No, no fue eso. Tampoco fue la observación del fluido de gente
dispar que cruza la sala de espera de un aeropuerto, buscando su
puerta de embarque como quien espera una aparición mariana. Ni
tampoco la forma que tiene José de colocarse bajo el dintel de la
entrada del bar del pueblo: hombro recostado en la pared, cuerpo
inclinado hacia un lado, gorra ligera y estratégicamente inclinada
hacia adelante, camisa abierta hasta donde termina el esternón y
chasquido con la boca reclamando la atención de los viandantes
mientras cambia el palillo de posición bucal. Tampoco fue eso.
Había
quedado con un amigo en un parque para charlar un rato.
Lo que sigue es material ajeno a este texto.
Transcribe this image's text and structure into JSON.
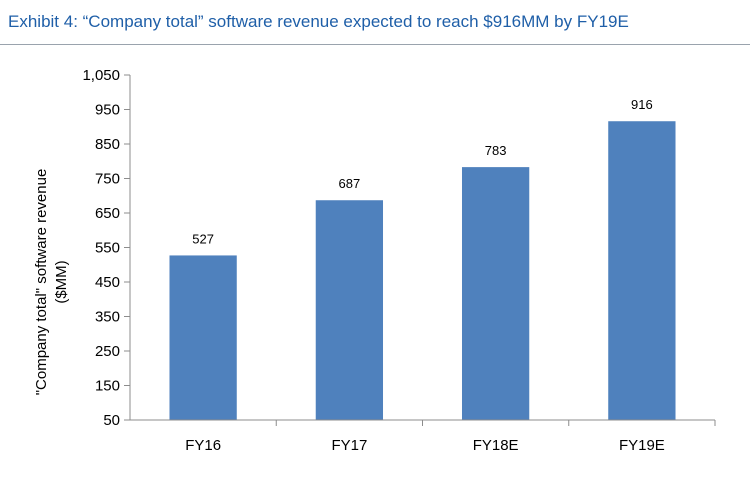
{
  "header": {
    "title": "Exhibit 4: “Company total” software revenue expected to reach $916MM by FY19E"
  },
  "colors": {
    "title": "#1f5fa8",
    "bar": "#4f81bd",
    "axis": "#8c8c8c"
  },
  "chart_data": {
    "type": "bar",
    "title": "",
    "xlabel": "",
    "ylabel_lines": [
      "\"Company total\" software revenue",
      "($MM)"
    ],
    "categories": [
      "FY16",
      "FY17",
      "FY18E",
      "FY19E"
    ],
    "values": [
      527,
      687,
      783,
      916
    ],
    "data_labels": [
      "527",
      "687",
      "783",
      "916"
    ],
    "ylim": [
      50,
      1050
    ],
    "yticks": [
      50,
      150,
      250,
      350,
      450,
      550,
      650,
      750,
      850,
      950,
      1050
    ],
    "ytick_labels": [
      "50",
      "150",
      "250",
      "350",
      "450",
      "550",
      "650",
      "750",
      "850",
      "950",
      "1,050"
    ],
    "grid": false,
    "legend": "none"
  }
}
La elección
de este espacio fue motivada, ya que mi amigo tiene dos niños. De
esta forma, podríamos hablar un buen rato mientras los niños
jugaban en el columpio.
Pues
allí estaba yo, sentado en un banco del parque, un buen rato antes
por culpa de otra de mis manías: intentar ser puntual. El margen de
maniobra de un padre o una madre se amplifica mucho más y
normalmente se produce un retraso en la llegada debido a
circunstancias operativas no esperadas. Y este fue un retraso de
media hora.
Ya
pasados unos diez minutos y, ante el inminente desespero del que
espera, mi mente clavó su observación en una niña que jugaba
frente a mí, en la zona de arena donde dejan caer los cuerpos los
niños que bajan por el tobogán.
La
niña llevaba un trajecito rosa, muy poco apropiado para la ocasión.
Su escaso cabello estaba recogido con un turbante haciendo juego con
el traje y rematado con una flor de tela por un lado. Evidentemente,
no había nada más llamativo por allí. Mientras el resto de niños
jugaba por todos lados corriendo de un lado a otro, subiendo y
bajando del tobogán o meneando el columpio, la niña se mantenía en
la arena, como derrotada tras la dura batalla de los gladiadores.
La
pequeña intentaba sentarse en el bordillo de la acera, pero sus
movimientos retaban a su equilibrio continuamente y le resultó muy
difícil conseguir establecer cierta firmeza. A continuación, una
vez instalada en su asiento improvisado, concentró su atención en
un fleco que le salía de su traje. Metía un dedo y trataba de
alargarlo. Y lo conseguía. Luego echó un vistazo a lo que hacía el
resto de niños, pero eso no pareció importarle mucho. Yo miraba a
los alrededores para buscar a sus padres y poder manifestarles una
sonrisa cómplice, pero no pude identificar quiénes eran estos.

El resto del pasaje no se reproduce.